Department of Cybernetics and New Technologies for the Information Society, University of West Bohemia, Technická 8, 301 00 Pilsen, Czech Republic.
Gymnasium of Johannes Kepler, Parléřova 2/118, 169 00 Prague, Czech Republic.
Sensors (Basel). 2022 Jul 4;22(13):5043. doi: 10.3390/s22135043.
In this paper, we dive into sign language recognition, focusing on the recognition of isolated signs. The task is defined as a classification problem, where a sequence of frames (i.e., images) is recognized as one of the given sign language glosses. We analyze two appearance-based approaches, I3D and TimeSformer, and one pose-based approach, SPOTER. The appearance-based approaches are trained on a few different data modalities, whereas the performance of SPOTER is evaluated on different types of preprocessing. All the methods are tested on two publicly available datasets: AUTSL and WLASL300. We experiment with ensemble techniques to achieve new state-of-the-art results of 73.84% accuracy on the WLASL300 dataset by using the CMA-ES optimization method to find the best ensemble weight parameters. Furthermore, we present an ensembling technique based on the Transformer model, which we call Neural Ensembler.

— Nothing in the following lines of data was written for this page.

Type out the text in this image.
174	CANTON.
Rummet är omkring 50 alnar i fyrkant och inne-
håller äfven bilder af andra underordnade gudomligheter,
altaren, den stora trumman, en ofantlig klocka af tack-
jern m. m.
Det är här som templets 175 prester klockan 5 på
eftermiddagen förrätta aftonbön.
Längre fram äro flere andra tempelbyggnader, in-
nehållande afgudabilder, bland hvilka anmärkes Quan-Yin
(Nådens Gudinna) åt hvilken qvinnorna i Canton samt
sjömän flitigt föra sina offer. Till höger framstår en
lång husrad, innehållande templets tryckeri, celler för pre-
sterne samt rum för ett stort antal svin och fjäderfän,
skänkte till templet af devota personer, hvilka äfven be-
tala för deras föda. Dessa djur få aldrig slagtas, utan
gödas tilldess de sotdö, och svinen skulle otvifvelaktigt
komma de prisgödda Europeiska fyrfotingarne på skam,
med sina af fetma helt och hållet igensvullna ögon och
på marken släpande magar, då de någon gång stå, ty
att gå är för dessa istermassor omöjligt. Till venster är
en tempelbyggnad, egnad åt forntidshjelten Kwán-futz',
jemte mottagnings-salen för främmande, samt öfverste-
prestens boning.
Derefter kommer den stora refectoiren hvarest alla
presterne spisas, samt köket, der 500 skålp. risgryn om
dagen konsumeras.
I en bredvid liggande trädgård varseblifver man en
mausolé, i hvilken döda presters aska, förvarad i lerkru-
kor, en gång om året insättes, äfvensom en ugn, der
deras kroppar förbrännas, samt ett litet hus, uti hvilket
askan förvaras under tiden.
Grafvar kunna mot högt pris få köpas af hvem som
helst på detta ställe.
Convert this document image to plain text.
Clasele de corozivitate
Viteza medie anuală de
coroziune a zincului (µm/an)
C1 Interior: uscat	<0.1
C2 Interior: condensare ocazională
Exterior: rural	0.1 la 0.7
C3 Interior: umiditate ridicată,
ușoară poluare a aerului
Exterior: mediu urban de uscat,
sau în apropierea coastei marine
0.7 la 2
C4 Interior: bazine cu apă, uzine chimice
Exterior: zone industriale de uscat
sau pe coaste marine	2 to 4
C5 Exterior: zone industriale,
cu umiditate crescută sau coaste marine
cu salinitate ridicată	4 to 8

在本文中,我们深入研究了手语识别,重点是孤立手语的识别。这项任务被定义为一个分类问题,即将一序列的帧(即图像)识别为给定的手语词汇之一。我们分析了两种基于外观的方法,I3D 和 TimeSformer,以及一种基于姿势的方法 SPOTER。基于外观的方法可以在多种不同的数据模态上进行训练,而 SPOTER 的性能则可以在不同类型的预处理上进行评估。所有方法都在两个公开可用的数据集 AUTSL 和 WLASL300 上进行了测试。我们尝试了集成技术,通过使用 CMA-ES 优化方法来寻找最佳的集成权重参数,在 WLASL300 数据集上达到了 73.84%的新的最先进的准确率。此外,我们提出了一种基于 Transformer 模型的集成技术,我们称之为神经集成器(Neural Ensembler)。